Written by Michael Larabel in Intel on 11 January 2019 at 05:19 PM EST. 14 Comments
INTEL
SYCL, the single-source programming model developed by the Khronos Group and based upon standard C++, might soon be supported by the LLVM Clang compiler thanks to Intel.

Intel compiler engineer Alexey Bader sent out a public "request for comments" today on the idea of adding SYCL to the LLVM Clang compiler stack. He wrote, "We (Intel) would like to request to add SYCL programming model support to LLVM/Clang project to facilitate collaboration on C++ single-source heterogeneous programming for accelerators like GPU, FPGA, DSP, etc. from different hardware and software vendors."

This would be yet another major contribution by Intel to the LLVM/Clang infrastructure ranging from their major OpenMP commits in the past to contributing their Parallel STL implementation to libc++ and much more over the years.

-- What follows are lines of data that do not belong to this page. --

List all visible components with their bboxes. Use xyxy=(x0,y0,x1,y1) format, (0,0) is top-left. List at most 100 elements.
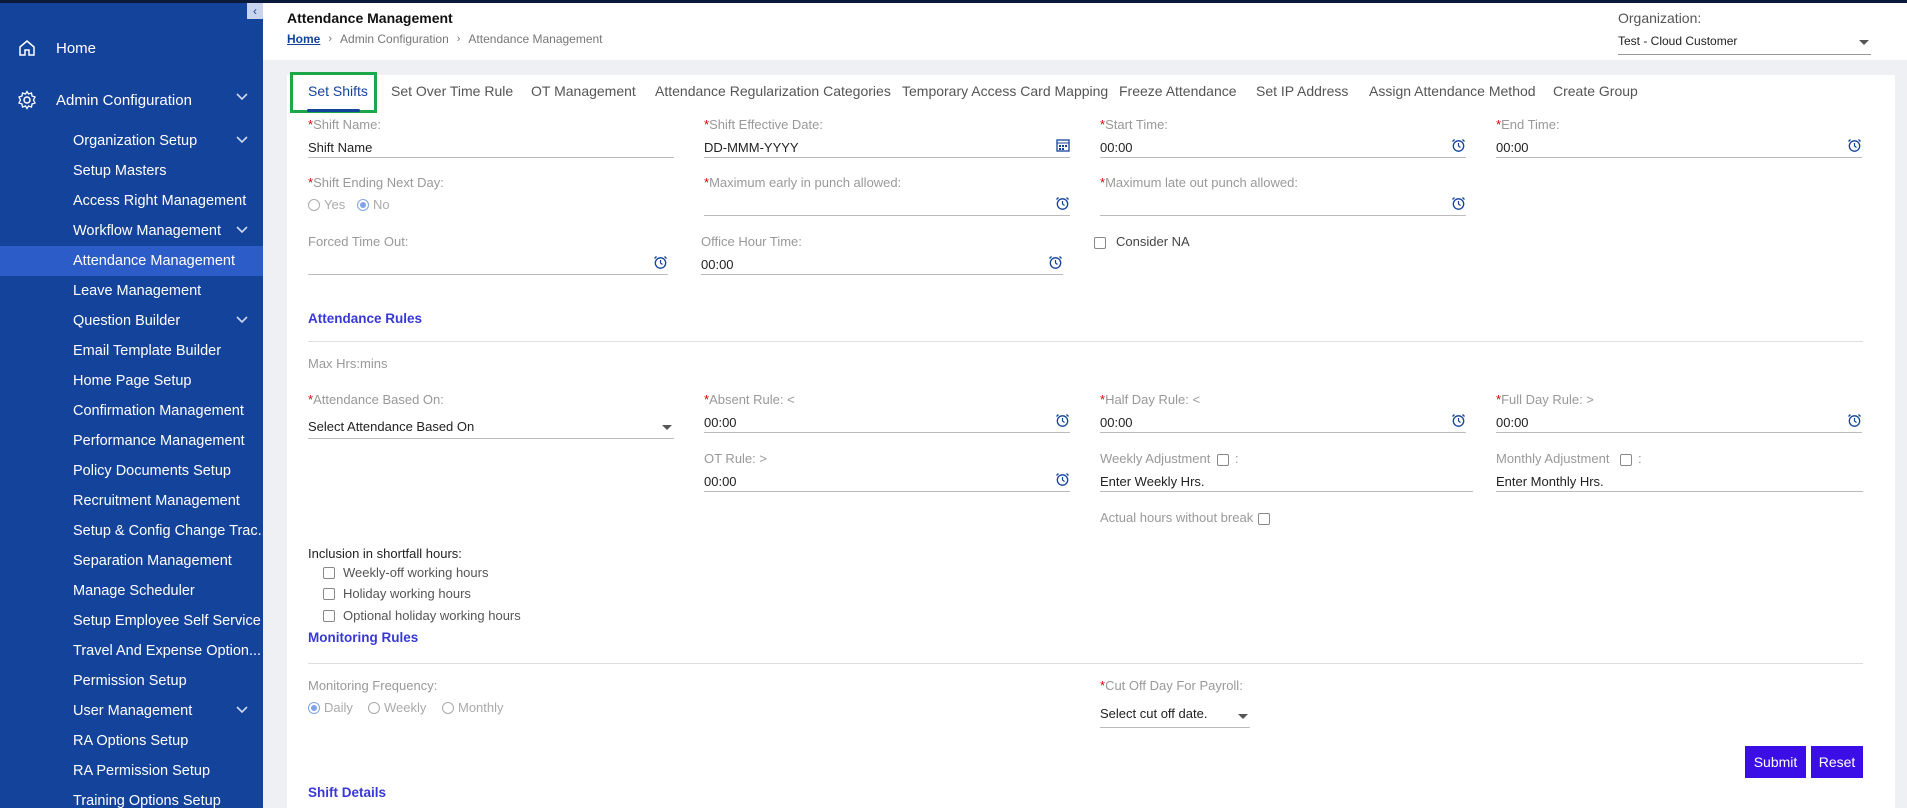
half-day-rule-input[interactable]: 00:00 xyxy=(1100,413,1466,433)
radio-dot xyxy=(442,701,454,714)
tab-freeze-attendance[interactable]: Freeze Attendance xyxy=(1119,83,1237,99)
radio-dot xyxy=(308,198,320,211)
alarm-clock-icon[interactable] xyxy=(1055,196,1070,214)
chevron-right-icon: › xyxy=(456,33,461,45)
tab-create-group[interactable]: Create Group xyxy=(1553,83,1638,99)
alarm-clock-icon[interactable] xyxy=(1055,472,1070,490)
sidebar-item-label: Recruitment Management xyxy=(73,493,240,509)
forced-time-out-input[interactable] xyxy=(308,255,668,275)
caret-down-icon xyxy=(662,425,672,430)
office-hour-time-input[interactable]: 00:00 xyxy=(701,255,1063,275)
tab-bar: Set Shifts Set Over Time Rule OT Managem… xyxy=(287,72,1895,113)
sidebar-item-ra-permission-setup[interactable]: RA Permission Setup xyxy=(0,756,263,786)
absent-rule-label: *Absent Rule: < xyxy=(704,392,795,407)
sidebar-item-label: Attendance Management xyxy=(73,253,236,269)
tab-ot-management[interactable]: OT Management xyxy=(531,83,636,99)
shift-ending-next-day-label: *Shift Ending Next Day: xyxy=(308,175,444,190)
weekly-adjustment-checkbox[interactable] xyxy=(1217,454,1229,466)
alarm-clock-icon[interactable] xyxy=(1451,196,1466,214)
forced-time-out-label: Forced Time Out: xyxy=(308,234,409,249)
sidebar-item-workflow-management[interactable]: Workflow Management xyxy=(0,216,263,246)
monthly-adjustment-input[interactable]: Enter Monthly Hrs. xyxy=(1496,472,1863,492)
tab-set-ip-address[interactable]: Set IP Address xyxy=(1256,83,1348,99)
sidebar-item-recruitment-management[interactable]: Recruitment Management xyxy=(0,486,263,516)
alarm-clock-icon[interactable] xyxy=(653,255,668,273)
alarm-clock-icon[interactable] xyxy=(1451,138,1466,156)
radio-shift-ending-no[interactable]: No xyxy=(357,197,390,212)
sidebar-item-confirmation-management[interactable]: Confirmation Management xyxy=(0,396,263,426)
breadcrumb-home-link[interactable]: Home xyxy=(287,32,320,46)
weekly-adjustment-input[interactable]: Enter Weekly Hrs. xyxy=(1100,472,1473,492)
page-title: Attendance Management xyxy=(287,10,453,26)
absent-rule-input[interactable]: 00:00 xyxy=(704,413,1070,433)
sidebar-collapse-button[interactable]: ‹ xyxy=(247,3,263,19)
ot-rule-label: OT Rule: > xyxy=(704,451,767,466)
cut-off-day-select[interactable]: Select cut off date. xyxy=(1100,702,1250,728)
radio-frequency-monthly[interactable]: Monthly xyxy=(442,700,504,715)
sidebar-item-setup-masters[interactable]: Setup Masters xyxy=(0,156,263,186)
alarm-clock-icon[interactable] xyxy=(1847,413,1862,431)
sidebar-item-leave-management[interactable]: Leave Management xyxy=(0,276,263,306)
sidebar-item-setup-employee-self-service[interactable]: Setup Employee Self Service xyxy=(0,606,263,636)
tab-temporary-access-card-mapping[interactable]: Temporary Access Card Mapping xyxy=(902,83,1108,99)
shortfall-weekly-off[interactable]: Weekly-off working hours xyxy=(323,565,488,580)
end-time-label: *End Time: xyxy=(1496,117,1560,132)
organization-select[interactable]: Test - Cloud Customer xyxy=(1618,30,1871,55)
sidebar-item-email-template-builder[interactable]: Email Template Builder xyxy=(0,336,263,366)
attendance-rules-title: Attendance Rules xyxy=(308,311,423,326)
sidebar-item-question-builder[interactable]: Question Builder xyxy=(0,306,263,336)
checkbox[interactable] xyxy=(323,587,335,600)
nav-admin-configuration[interactable]: Admin Configuration xyxy=(0,75,263,125)
sidebar-item-ra-options-setup[interactable]: RA Options Setup xyxy=(0,726,263,756)
tab-set-shifts[interactable]: Set Shifts xyxy=(308,83,368,99)
sidebar-item-home-page-setup[interactable]: Home Page Setup xyxy=(0,366,263,396)
radio-frequency-weekly[interactable]: Weekly xyxy=(368,700,426,715)
checkbox[interactable] xyxy=(323,566,335,579)
main-content: Set Shifts Set Over Time Rule OT Managem… xyxy=(287,72,1895,808)
start-time-input[interactable]: 00:00 xyxy=(1100,138,1466,158)
alarm-clock-icon[interactable] xyxy=(1048,255,1063,273)
reset-button[interactable]: Reset xyxy=(1811,746,1863,778)
alarm-clock-icon[interactable] xyxy=(1055,413,1070,431)
sidebar-item-organization-setup[interactable]: Organization Setup xyxy=(0,126,263,156)
sidebar-item-travel-and-expense-option[interactable]: Travel And Expense Option... xyxy=(0,636,263,666)
radio-shift-ending-yes[interactable]: Yes xyxy=(308,197,345,212)
tab-assign-attendance-method[interactable]: Assign Attendance Method xyxy=(1369,83,1536,99)
chevron-down-icon xyxy=(235,135,249,145)
sidebar-item-attendance-management[interactable]: Attendance Management xyxy=(0,246,263,276)
sidebar-item-manage-scheduler[interactable]: Manage Scheduler xyxy=(0,576,263,606)
monthly-adjustment-checkbox[interactable] xyxy=(1620,454,1632,466)
monthly-adjustment-colon: : xyxy=(1638,451,1642,466)
submit-button[interactable]: Submit xyxy=(1745,746,1806,778)
sidebar-item-setup-config-change-trac[interactable]: Setup & Config Change Trac... xyxy=(0,516,263,546)
consider-na-checkbox[interactable] xyxy=(1094,237,1106,249)
shortfall-optional-holiday[interactable]: Optional holiday working hours xyxy=(323,608,521,623)
alarm-clock-icon[interactable] xyxy=(1847,138,1862,156)
sidebar-item-performance-management[interactable]: Performance Management xyxy=(0,426,263,456)
max-late-punch-input[interactable] xyxy=(1100,196,1466,216)
full-day-rule-input[interactable]: 00:00 xyxy=(1496,413,1862,433)
shift-effective-date-input[interactable]: DD-MMM-YYYY xyxy=(704,138,1070,158)
sidebar-item-label: Performance Management xyxy=(73,433,245,449)
sidebar-item-user-management[interactable]: User Management xyxy=(0,696,263,726)
shift-name-input[interactable]: Shift Name xyxy=(308,138,674,158)
shortfall-holiday[interactable]: Holiday working hours xyxy=(323,586,471,601)
alarm-clock-icon[interactable] xyxy=(1451,413,1466,431)
tab-attendance-regularization-categories[interactable]: Attendance Regularization Categories xyxy=(655,83,891,99)
calendar-icon[interactable] xyxy=(1056,138,1070,155)
tab-set-over-time-rule[interactable]: Set Over Time Rule xyxy=(391,83,513,99)
sidebar-item-training-options-setup[interactable]: Training Options Setup xyxy=(0,786,263,808)
nav-home[interactable]: Home xyxy=(0,23,263,73)
attendance-based-on-select[interactable]: Select Attendance Based On xyxy=(308,415,674,439)
checkbox[interactable] xyxy=(323,609,335,622)
sidebar-item-permission-setup[interactable]: Permission Setup xyxy=(0,666,263,696)
sidebar-item-policy-documents-setup[interactable]: Policy Documents Setup xyxy=(0,456,263,486)
ot-rule-input[interactable]: 00:00 xyxy=(704,472,1070,492)
actual-hours-checkbox[interactable] xyxy=(1258,513,1270,525)
sidebar-item-separation-management[interactable]: Separation Management xyxy=(0,546,263,576)
end-time-input[interactable]: 00:00 xyxy=(1496,138,1862,158)
chevron-right-icon: › xyxy=(328,33,333,45)
max-early-punch-input[interactable] xyxy=(704,196,1070,216)
sidebar-item-access-right-management[interactable]: Access Right Management xyxy=(0,186,263,216)
radio-frequency-daily[interactable]: Daily xyxy=(308,700,353,715)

While the Intel developers are soliciting feedback, they already have patches prepared for Clang that would introduce basic SYCL programming model support and they will be sending those out soon for review.


Presumably this effort is part of Intel's planned oneAPI initiative that they announced back in December at the Intel Architecture Day event. Intel is pursuing a uniform software stack/API that would work across processors, their existing integrated GPUs, FPGAs, future Xe dedicated graphics hardware, and other accelerators. With SYCL they would have a C++-based single-source format that is already engineered by multiple vendors, continues to expand in regards to tooling/documentation/support, and would align with their goals.

With SYCL in Clang it would ultimately be possible for compiling and just running on the host CPU or offloading to various devices with LLVM back-ends. Theoretically once the SPIR-V back-end is finally in place, there would also be the options of spitting out the SYCL code to SPIR-V for then consumption by OpenCL/Vulkan drivers. Among the LLVM back-ends to point out now are obviously NVIDIA NVPTX, the AMDGPU LLVM back-end that is central to the open-source Radeon driver stack, and there is also (the currently out-of-tree) Intel LLVM graphics compiler that would be needed in order to target their graphics hardware for compute, among other LLVM back-ends that could potentially benefit.

2019 is certainly looking to be an interesting year for Intel on both the hardware and open-source software fronts.